Spirits Around the World: Bourbon
Do you know what makes bourbon, well, bourbon?
Bourbon has long been an American favorite—so much so that in 1964, the U.S. Congress declared it “America’s native spirit.” But over the years, there has been confusion about the amber-colored liquor and its relation to its larger category, whiskey. Let’s investigate.
True or false: All bourbon is whiskey, but not all whiskey is bourbon.
The answer? True. In other words, bourbon is a type of whiskey, but unless it follows the rules of bourbon, a whiskey is not a bourbon. Here’s why:
When Congress deemed bourbon as “America’s native spirit,” they ruled that in order for an alcohol to be considered bourbon, it had to be made on U.S. soil—unlike whiskey, which can be distilled anywhere in the world (hence Irish and Scotch whiskey, among others). Now, there is a common misconception that bourbon is solely distilled in Kentucky, and though the state does do most of the heavy lifting—95 percent of the world’s bourbon is created there—bourbon doesn’t have to be made in Kentucky to be considered bourbon. The spirit is distilled in many other states, including Illinois, New York and Texas, among others, though on a much smaller scale.
Other than being made in the U.S., bourbon rules dictate that it also has to be aged in new, charred white oak barrels and that its grain content has to be at least 51 percent corn. The liquor must also be distilled at no higher than 160 proof (80 percent alcohol by volume) and entered into a barrel at no higher than 125 proof. Artificial coloring and flavoring also aren’t allowed—the use of either would make the spirit a whiskey.

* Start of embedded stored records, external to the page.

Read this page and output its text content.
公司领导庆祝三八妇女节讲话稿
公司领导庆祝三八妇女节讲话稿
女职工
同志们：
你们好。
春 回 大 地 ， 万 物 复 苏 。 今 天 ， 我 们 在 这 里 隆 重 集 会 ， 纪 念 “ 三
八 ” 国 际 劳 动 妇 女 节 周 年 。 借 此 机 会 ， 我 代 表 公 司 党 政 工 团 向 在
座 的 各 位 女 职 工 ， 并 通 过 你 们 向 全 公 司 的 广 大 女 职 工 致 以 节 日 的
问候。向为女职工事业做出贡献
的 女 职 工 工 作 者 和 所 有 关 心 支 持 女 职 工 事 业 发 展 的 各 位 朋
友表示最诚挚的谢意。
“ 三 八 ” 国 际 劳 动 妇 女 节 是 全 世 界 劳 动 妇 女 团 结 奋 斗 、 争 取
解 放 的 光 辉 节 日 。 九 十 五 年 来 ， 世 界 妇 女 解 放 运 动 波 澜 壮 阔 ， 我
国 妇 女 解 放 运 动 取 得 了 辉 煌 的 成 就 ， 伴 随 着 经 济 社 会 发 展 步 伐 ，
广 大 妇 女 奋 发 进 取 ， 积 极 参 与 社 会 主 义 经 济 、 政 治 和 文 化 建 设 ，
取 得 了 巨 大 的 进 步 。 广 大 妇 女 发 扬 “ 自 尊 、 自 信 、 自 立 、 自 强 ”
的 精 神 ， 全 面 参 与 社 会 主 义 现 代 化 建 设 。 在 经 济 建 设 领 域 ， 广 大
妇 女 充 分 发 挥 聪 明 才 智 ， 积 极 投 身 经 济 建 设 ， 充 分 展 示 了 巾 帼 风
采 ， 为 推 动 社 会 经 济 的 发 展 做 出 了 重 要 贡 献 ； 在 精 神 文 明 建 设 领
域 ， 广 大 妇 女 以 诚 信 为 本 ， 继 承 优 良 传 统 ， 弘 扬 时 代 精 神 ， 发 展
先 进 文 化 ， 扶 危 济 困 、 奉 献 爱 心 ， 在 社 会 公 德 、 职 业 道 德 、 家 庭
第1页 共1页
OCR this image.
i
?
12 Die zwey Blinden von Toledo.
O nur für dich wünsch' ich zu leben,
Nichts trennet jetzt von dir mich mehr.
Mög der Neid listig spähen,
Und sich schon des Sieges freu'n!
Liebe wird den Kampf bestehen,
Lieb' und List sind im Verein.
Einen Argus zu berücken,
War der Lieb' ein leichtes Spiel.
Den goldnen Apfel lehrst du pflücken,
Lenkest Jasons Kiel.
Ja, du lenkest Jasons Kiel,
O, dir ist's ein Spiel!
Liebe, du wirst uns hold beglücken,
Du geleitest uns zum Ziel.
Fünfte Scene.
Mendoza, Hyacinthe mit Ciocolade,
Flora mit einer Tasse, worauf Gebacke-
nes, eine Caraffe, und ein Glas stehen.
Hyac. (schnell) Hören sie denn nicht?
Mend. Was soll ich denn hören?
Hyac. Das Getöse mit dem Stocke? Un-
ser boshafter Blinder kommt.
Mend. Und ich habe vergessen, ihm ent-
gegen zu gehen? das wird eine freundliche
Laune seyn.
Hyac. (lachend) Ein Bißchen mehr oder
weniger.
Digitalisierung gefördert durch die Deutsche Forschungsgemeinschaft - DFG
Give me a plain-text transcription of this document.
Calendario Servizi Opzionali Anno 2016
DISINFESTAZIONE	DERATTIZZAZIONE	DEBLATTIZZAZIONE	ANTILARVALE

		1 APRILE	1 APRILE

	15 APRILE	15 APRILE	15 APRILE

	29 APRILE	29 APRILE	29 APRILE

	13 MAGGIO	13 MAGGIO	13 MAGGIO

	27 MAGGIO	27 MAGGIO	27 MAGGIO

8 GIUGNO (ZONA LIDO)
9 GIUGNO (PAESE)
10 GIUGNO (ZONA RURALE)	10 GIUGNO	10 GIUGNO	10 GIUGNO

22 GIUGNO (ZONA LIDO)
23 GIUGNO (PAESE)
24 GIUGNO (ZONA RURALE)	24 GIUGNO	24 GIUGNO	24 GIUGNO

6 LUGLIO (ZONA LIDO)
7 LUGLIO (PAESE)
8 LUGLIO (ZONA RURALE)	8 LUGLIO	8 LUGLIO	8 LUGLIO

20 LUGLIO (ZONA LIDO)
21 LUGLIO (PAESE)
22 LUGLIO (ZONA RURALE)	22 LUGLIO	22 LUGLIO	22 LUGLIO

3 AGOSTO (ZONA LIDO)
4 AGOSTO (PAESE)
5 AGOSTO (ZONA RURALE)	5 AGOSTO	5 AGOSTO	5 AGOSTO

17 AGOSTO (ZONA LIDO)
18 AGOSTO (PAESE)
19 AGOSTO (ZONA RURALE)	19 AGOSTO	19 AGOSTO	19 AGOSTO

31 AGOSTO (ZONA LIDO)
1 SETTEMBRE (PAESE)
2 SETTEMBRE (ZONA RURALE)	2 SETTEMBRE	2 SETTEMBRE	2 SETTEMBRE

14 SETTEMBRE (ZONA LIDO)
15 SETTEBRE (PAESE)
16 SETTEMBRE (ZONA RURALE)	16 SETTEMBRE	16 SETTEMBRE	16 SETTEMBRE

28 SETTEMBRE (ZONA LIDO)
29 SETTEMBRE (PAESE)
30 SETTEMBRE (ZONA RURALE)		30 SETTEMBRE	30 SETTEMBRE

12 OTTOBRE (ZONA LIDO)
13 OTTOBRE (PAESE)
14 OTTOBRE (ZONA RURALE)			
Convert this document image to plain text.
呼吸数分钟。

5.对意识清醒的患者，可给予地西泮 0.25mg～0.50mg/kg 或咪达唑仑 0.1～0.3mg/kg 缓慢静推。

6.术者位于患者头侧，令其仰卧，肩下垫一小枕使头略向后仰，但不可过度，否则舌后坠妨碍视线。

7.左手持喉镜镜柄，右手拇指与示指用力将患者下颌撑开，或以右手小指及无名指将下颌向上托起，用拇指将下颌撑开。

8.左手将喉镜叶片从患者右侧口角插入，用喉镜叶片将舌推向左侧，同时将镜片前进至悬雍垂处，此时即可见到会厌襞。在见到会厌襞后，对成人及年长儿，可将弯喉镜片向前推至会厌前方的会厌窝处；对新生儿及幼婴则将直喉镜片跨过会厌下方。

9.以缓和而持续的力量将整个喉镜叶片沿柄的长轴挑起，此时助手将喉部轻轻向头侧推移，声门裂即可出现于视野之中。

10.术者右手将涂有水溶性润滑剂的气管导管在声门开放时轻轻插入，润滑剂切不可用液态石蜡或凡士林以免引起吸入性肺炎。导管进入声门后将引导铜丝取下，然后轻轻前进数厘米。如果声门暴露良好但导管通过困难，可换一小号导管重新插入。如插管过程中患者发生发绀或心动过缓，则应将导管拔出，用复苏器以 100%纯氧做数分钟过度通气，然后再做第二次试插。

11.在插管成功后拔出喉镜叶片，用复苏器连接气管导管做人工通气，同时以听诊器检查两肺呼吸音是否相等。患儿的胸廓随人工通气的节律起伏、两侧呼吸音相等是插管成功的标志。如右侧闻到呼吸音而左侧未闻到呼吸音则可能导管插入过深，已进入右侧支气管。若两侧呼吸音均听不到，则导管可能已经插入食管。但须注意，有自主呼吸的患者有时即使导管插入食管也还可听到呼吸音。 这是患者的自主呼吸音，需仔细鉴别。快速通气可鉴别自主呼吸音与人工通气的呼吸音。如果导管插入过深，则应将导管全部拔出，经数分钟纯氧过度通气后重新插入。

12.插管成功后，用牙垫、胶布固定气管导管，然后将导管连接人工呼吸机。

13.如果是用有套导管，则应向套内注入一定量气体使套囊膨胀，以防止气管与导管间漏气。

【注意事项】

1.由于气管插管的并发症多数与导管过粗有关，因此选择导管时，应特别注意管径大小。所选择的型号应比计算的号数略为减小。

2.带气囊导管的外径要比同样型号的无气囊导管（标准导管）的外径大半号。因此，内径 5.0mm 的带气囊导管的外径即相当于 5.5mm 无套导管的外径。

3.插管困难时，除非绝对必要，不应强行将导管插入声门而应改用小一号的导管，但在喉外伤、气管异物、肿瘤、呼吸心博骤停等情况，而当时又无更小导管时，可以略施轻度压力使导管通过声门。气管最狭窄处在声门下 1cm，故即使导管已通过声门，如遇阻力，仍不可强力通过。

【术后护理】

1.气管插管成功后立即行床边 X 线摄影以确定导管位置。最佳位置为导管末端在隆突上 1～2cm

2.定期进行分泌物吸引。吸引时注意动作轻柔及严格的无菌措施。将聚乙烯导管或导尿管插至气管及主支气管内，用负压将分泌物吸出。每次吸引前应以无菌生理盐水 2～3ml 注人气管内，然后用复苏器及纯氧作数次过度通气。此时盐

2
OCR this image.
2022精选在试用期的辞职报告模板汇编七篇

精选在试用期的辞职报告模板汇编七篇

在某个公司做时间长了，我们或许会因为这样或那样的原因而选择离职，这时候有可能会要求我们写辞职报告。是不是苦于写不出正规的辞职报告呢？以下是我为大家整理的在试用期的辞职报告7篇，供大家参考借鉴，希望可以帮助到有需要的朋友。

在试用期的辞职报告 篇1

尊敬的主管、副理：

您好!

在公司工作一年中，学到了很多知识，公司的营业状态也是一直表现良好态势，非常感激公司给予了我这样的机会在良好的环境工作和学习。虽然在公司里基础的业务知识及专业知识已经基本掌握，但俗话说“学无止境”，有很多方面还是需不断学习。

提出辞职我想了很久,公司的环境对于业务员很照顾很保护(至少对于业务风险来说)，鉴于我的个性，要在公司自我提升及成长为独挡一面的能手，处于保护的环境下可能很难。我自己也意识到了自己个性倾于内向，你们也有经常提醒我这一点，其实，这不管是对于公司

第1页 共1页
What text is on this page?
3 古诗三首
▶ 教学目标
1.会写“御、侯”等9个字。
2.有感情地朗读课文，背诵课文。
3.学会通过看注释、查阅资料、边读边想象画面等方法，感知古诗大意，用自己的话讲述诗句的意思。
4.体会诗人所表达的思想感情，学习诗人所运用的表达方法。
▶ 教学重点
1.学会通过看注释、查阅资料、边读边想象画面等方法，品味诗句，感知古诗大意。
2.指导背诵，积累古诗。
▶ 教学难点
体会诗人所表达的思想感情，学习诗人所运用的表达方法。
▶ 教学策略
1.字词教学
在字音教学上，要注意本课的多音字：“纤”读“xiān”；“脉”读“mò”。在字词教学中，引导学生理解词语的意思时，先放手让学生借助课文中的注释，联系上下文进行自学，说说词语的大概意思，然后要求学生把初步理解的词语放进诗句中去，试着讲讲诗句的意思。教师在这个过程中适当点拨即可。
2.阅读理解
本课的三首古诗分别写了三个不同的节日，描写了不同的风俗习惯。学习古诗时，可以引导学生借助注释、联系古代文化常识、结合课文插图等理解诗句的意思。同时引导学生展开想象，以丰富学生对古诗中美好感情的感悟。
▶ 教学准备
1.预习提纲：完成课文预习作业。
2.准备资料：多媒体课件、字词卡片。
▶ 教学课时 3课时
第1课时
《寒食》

But like whiskey, bourbon is good any way you drink it—straight, diluted or mixed into cocktails—due to characteristic flavors of caramel, vanilla and oak. And because of its versatility, bourbon is also fit for any season: Mix it with fruit, such as orange or grapefruit, for a refreshing summer take, or play up fall flavors in a maple-infused drink.
- One 1-inch piece of vanilla bean, split
- One 1-inch piece of orange zest
- ¼ ounce simple syrup
- 2 dashes of orange bitters
- 2 ounces of bourbon
- Orange wheel, for garnish
In a rocks glass, muddle the vanilla bean and orange zest with the simple syrup and bitters. Add bourbon and ice, stir and garnish with orange wheel.
- ½ ounce pure maple syrup
- ½ ounce fresh orange juice
- ¼ ounce fresh lemon juice
- 4 dashes of Angostura bitters
- ½ orange wheel
- 2 ounces of bourbon
- 1 ½ ounces chilled seltzer
In a rocks glass, combine maple syrup with orange juice, lemon juice and bitters. Then, add in the orange wheel and lightly muddle before adding the bourbon. Stir well. Fill the glass with ice and top with the chilled seltzer.